As centrais sindicais reunidas no Fórum de Unidade Sindical da Amazônia Legal assumiram um compromisso histórico em defesa do trabalho decente, da justiça social e da proteção da floresta. A Carta de Compromisso, construída coletivamente e lançada durante a COP 30, afirma que não há sustentabilidade possível sem garantir direitos, renda e participação política ao povo amazônia.
O documento parte do reconhecimento da urgência amazônica: desigualdades profundas, informalidade predominante, ausência do Estado nas regiões mais vulneráveis, impacto direto da crise climática e precarização acelerada das relações de trabalho.
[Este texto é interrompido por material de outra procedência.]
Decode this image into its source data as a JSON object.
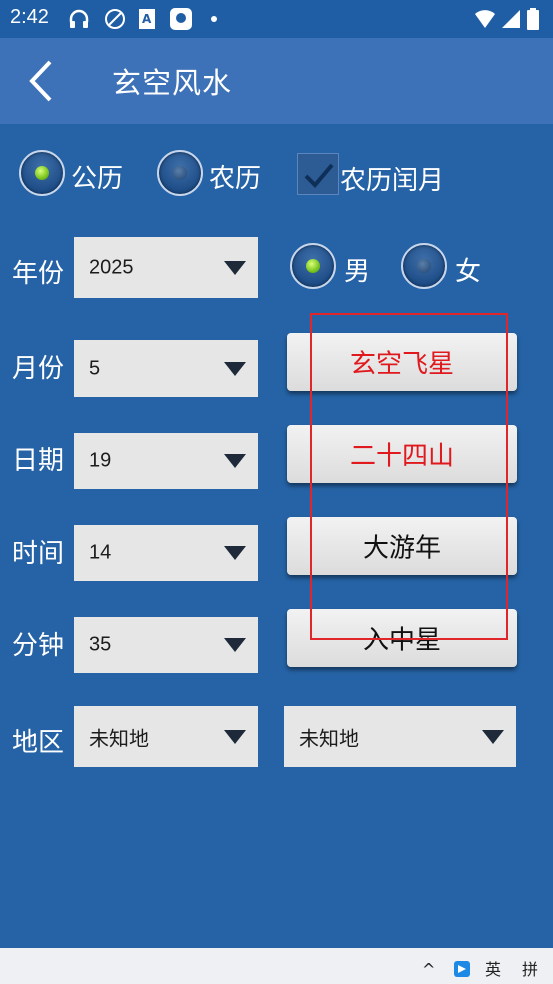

Por isso, as centrais consolidaram uma agenda comum que coloca o trabalho no centro das políticas ambientais e climáticas, defendendo mesas permanentes de diálogo, fiscalização efetiva e presença sindical em todas as decisões que afetam o território.
O compromisso também reafirma que o desenvolvimento da região precisa respeitar a cultura local, fortalecer a agricultura familiar, valorizar os saberes tradicionais e impulsionar as cadeias produtivas da sociobiodiversidade. As centrais defendem ainda uma transição justa, com qualificação profissional financiada por recursos climáticos, inclusão dos trabalhadores na transição energética e criação de um salário mínimo regional que reflita o custo real de vida.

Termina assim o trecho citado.